Have you fixed your tMap to correct the difference I pointed out? Put up a new screenshot and one of tAggregateRow. Are skipped dates a problem with your data? It's easy enough to solve this with existing Talend components if need be.
attached are the screenshots with modifications of differences you pointed out. skipped dates is not my problem. as mentioned in earlier example, issue is data from taggregateRow is similar to my input data . I am not getting a upto date total. Thanks for your time.
You still have joined op1 to op2 on all of YR, X1, X2, X3 and DT. Of course you are not getting a total across multiple op2 DTs since you are joining on the date i.e. op1.DT=op2.DT. You also still have your condition for tm excluding YEAR_START_DATE and YEAR_END_DATE, whereas in your SQL "Between" would include them.
Hi Alevy, One last thing.. In the ETL, before aggregation I did a cross join with time dimension table and created a record for each date. This created a huge data set and I am getting a java memory error when I run it. So I decided to aggregate initially and then include the missing /skipped dates. I cannot get the logic that will get the YTD total from previous date for a skipped date. Any suggestions?? Thanks.
I suggest using tLoop --> tIterateToFlow to create a flow of all the dates you need (in ascending order). Then do a left-join lookup of the values you have by date, giving you a flow of all dates but with the values for some dates being null. Follow that with a tJavaRow with code like the following: output_row.DT = input_row.DT; if (input_row.cnt!=null) output_row.cnt = input_row.cnt; That will pass through the values that you do have but where you are missing a value, the previous row's value will be re-used.
Alevy, I used the code that you mentioned and is working great. But the issue I am having is, I have multiple groups of records as mentioned below and 2 fiscal years for each group. In each group, a missing value should be obtained from previous row until the end of fiscal year.
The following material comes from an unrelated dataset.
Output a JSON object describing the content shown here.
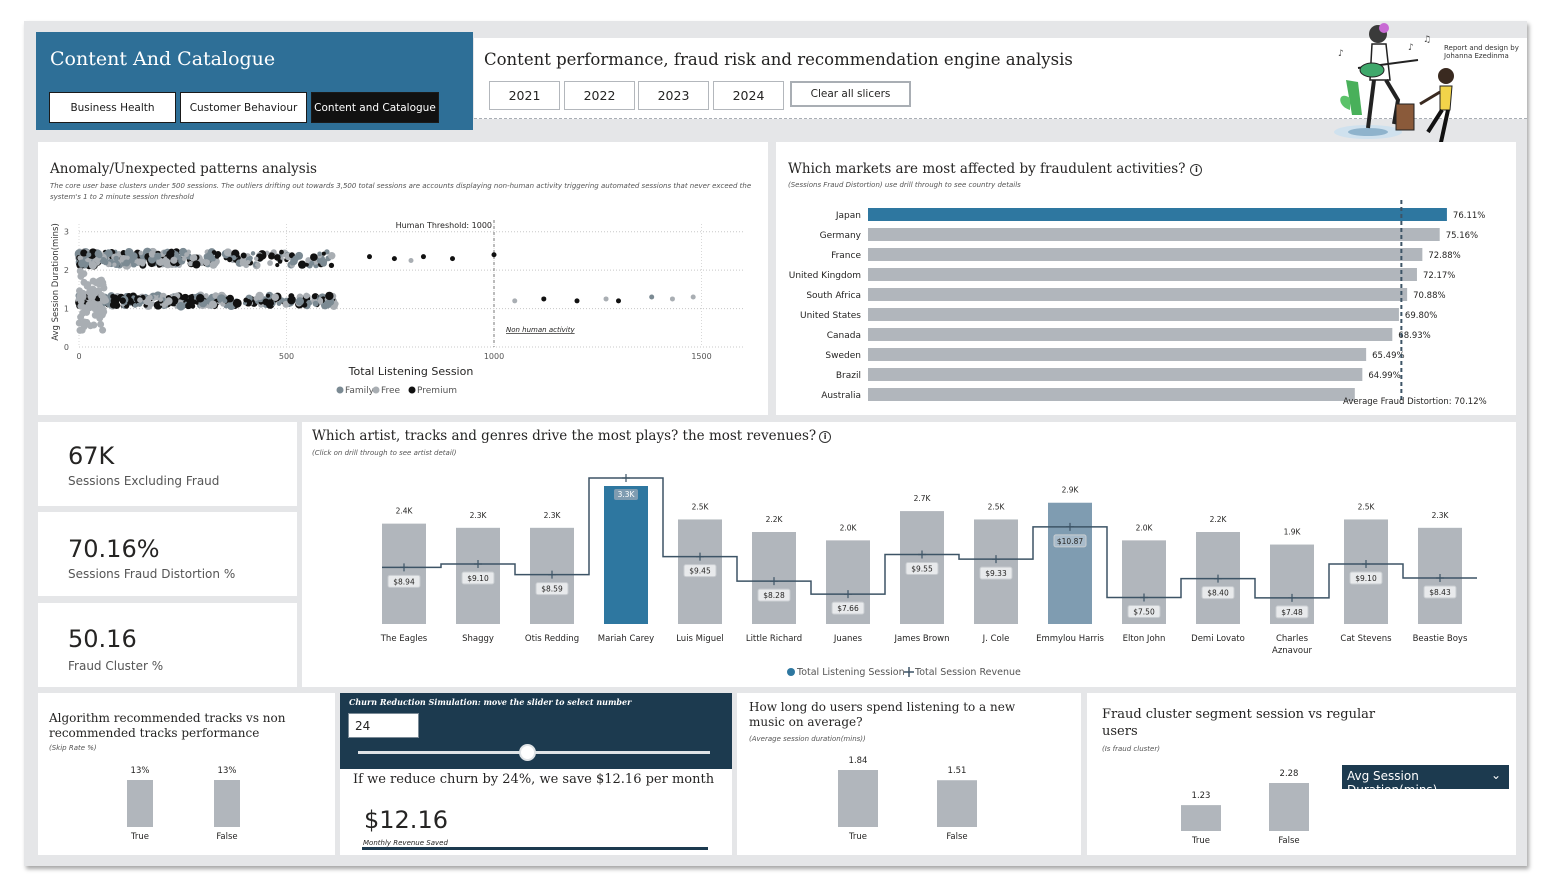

At the begining of fiscal year, if the value is 0 it should remain 0 until there is a value. yr dt x1 x2 cnt 2010 10/1/2009 toy1 ca 1 2010 10/2/2009 toy1 ca 8 ----- ----- --- -- 2010 9/30/2010 toy1 ca 40 2009 10/1/2008 toy2 vt 1 2009 10/2/2008 toy2 vt 1 2009 10/3/2008 toy2 vt 5 - - - - - - - - - - - - - -
But using the above code, for few groups previous row value is being passed to another group or the same group if the value at beginning of fiscal year is 0. I have included the condition to check if the date is in between the fiscal year start date & fiscal year end date. I have been trying couple of things, but it is not working as I expect. Please let me know if you have any thoughts.
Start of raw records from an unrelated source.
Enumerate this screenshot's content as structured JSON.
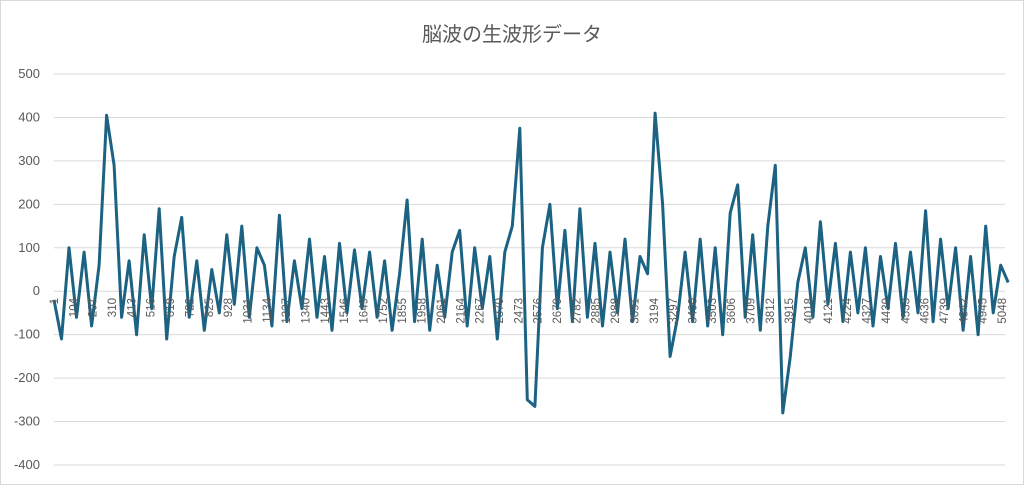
{
  "chart_data": {
    "type": "line",
    "title": "脳波の生波形データ",
    "xlabel": "",
    "ylabel": "",
    "ylim": [
      -400,
      500
    ],
    "yticks": [
      500,
      400,
      300,
      200,
      100,
      0,
      -100,
      -200,
      -300,
      -400
    ],
    "xtick_labels": [
      "1",
      "104",
      "207",
      "310",
      "413",
      "516",
      "619",
      "722",
      "825",
      "928",
      "1031",
      "1134",
      "1237",
      "1340",
      "1443",
      "1546",
      "1649",
      "1752",
      "1855",
      "1958",
      "2061",
      "2164",
      "2267",
      "2370",
      "2473",
      "2576",
      "2679",
      "2782",
      "2885",
      "2988",
      "3091",
      "3194",
      "3297",
      "3400",
      "3503",
      "3606",
      "3709",
      "3812",
      "3915",
      "4018",
      "4121",
      "4224",
      "4327",
      "4430",
      "4533",
      "4636",
      "4739",
      "4842",
      "4945",
      "5048"
    ],
    "x_step": 40,
    "x_start": 1,
    "x_max": 5100,
    "grid": true,
    "legend": "none",
    "series": [
      {
        "color": "#1b6283",
        "values": [
          -20,
          -110,
          100,
          -60,
          90,
          -80,
          60,
          405,
          290,
          -60,
          70,
          -100,
          130,
          -40,
          190,
          -110,
          80,
          170,
          -60,
          70,
          -90,
          50,
          -50,
          130,
          -30,
          150,
          -60,
          100,
          60,
          -80,
          175,
          -70,
          70,
          -40,
          120,
          -60,
          80,
          -90,
          110,
          -50,
          95,
          -40,
          90,
          -60,
          70,
          -90,
          40,
          210,
          -70,
          120,
          -90,
          60,
          -60,
          90,
          140,
          -80,
          100,
          -40,
          80,
          -110,
          90,
          150,
          375,
          -250,
          -265,
          100,
          200,
          -40,
          140,
          -70,
          190,
          -60,
          110,
          -80,
          90,
          -50,
          120,
          -70,
          80,
          40,
          410,
          200,
          -150,
          -60,
          90,
          -70,
          120,
          -80,
          100,
          -100,
          180,
          245,
          -60,
          130,
          -90,
          150,
          290,
          -280,
          -150,
          20,
          100,
          -60,
          160,
          -30,
          110,
          -70,
          90,
          -50,
          100,
          -80,
          80,
          -40,
          110,
          -60,
          90,
          -50,
          185,
          -70,
          120,
          -40,
          100,
          -90,
          80,
          -100,
          150,
          -50,
          60,
          20
        ]
      }
    ]
  }
}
Try modifying the tJavaRow as follows: output_row.DT = input_row.DT; if (input_row.cnt!=null) output_row.cnt = input_row.cnt; else if (<current record's fiscal year end date>.after(context.FiscalYear)) output_row.cnt = 0; context.FiscalYear = <current record's fiscal year end date>; where context.FiscalYear is a Date, initialised with any date that is before the end of the earliest fiscal year e.g. 01/01/1900. That will reset the output to zero each time the fiscal year changes (including on the first record) and then carry that zero forward until you have an incoming value.